7. A circuit breaker comprising a housing of electrical insulating material having walls forming a chamber, two thin flat terminals embedded in one wall of the housing exposing one broad flat side surface of each terminal within the chamber in spaced side-by-side relation to each other facing in the same direction into the chamber, each terminal having a portion extending through another wall of the chamber to be connected in a circuit, a thermostat metal member having an electrical contact at one end of the member, the member having an opposite end welded to the broad flat surface of one terminal exposed in the chamber to mount the member extending along the one chamber wall with the contact engaging the broad flat surface of the other terminal exposed in the chamber to close the circuit between the terminals, the member having selected electrical resistance and having a dished configuration providing the member with thermal response characteristics to develop a selected force to normally move with snap action to an inverted dished configuration to separate the contact from the other terminal to open the circuit in a selected ambient temperature zone in response to a selected electrical current in the member for protecting the circuit, the member having a portion at a selected location intermediate the terminals of relatively smaller cross-sectional area than other portions of the member intermediate the terminals to be burned out by the selected current in the circuit to separate the member into sections at the selected location to open the circuit in the event the contact welds to the other terminal.

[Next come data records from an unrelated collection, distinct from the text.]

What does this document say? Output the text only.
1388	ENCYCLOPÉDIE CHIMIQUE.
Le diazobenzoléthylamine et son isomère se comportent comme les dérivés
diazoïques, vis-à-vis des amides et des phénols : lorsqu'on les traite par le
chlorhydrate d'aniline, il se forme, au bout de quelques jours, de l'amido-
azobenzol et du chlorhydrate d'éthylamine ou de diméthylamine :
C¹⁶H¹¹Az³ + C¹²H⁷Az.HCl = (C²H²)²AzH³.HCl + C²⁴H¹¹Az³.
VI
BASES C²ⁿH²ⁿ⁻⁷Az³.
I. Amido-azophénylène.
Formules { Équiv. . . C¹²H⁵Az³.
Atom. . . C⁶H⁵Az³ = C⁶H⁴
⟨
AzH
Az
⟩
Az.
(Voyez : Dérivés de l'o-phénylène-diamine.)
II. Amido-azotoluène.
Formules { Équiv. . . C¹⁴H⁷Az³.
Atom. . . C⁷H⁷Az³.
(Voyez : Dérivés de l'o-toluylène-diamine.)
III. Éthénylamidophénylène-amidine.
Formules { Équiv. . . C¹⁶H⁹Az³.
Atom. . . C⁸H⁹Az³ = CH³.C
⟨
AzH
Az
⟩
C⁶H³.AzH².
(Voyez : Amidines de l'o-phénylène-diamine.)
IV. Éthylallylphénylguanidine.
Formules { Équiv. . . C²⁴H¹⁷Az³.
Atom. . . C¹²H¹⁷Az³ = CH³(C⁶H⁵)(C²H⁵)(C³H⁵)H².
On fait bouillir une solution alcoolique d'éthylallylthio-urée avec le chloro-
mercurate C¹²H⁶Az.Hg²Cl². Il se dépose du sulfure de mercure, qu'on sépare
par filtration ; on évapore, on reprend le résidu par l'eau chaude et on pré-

8. A circuit breaker according to claim 7 wherein the thermostat metal member normally moves in a first direction to open the circuit and cools to move in an opposite direction after opening of the circuit to reclose the circuit, one section of the member attached to the one terminal separates from the other member section and moves in the first direction in response to burn out of the member at the relatively smaller cross-sectional area to open the circuit and cools to move in the opposite direction after opening of the circuit, and an electrically insulating stop is disposed on the one housing wall within the chamber to intercept movement of the separated one section of the member in the opposite direction to retain the one member section in an open circuit condition.
9. A circuit breaker according to claim 8 wherein the contact has a surface for engaging the other terminal to close the circuit, the contact has a selected thickness of electrically conducting material forming the surface which is erodible to reduce the material thickness and change the contact surface from a first level to a second level during repeated cycling of the circuit breaker to open and close the circuit, and an abutment is disposed on the housing wall within the chamber to intercept movement of the member to prevent closing of the circuit when the contact material has been eroded to change the contact surface to the second level.
10. A circuit breaker according to claim 9 having an additional contact mounted on the broad flat surface of the other terminal exposed within the chamber for mating with the contact on the thermostat metal member.
11. A circuit breaker according to claim 10 wherein the abutment comprises a boss on the housing extending partly around the additional contact to engage the one end of the thermostat metal member adjacent the first-named contact to prevent closing of the circuit when the first-named contact surface is eroded to the second surface level.
12. A circuit breaker according to claim 7 having an electrical resistance heater electrically connected between the terminals to be electrically energized in parallel relation with the thermostat metal member, the heater having selected electrical resistance properties to provide a substantially open circuit condition between the terminals for protecting the circuit when the thermostat metal member has moved to open the circuit while heating the member to maintain the substantially open circuit condition until energization of the heater is otherwise interrupted to reset the circuit breaker.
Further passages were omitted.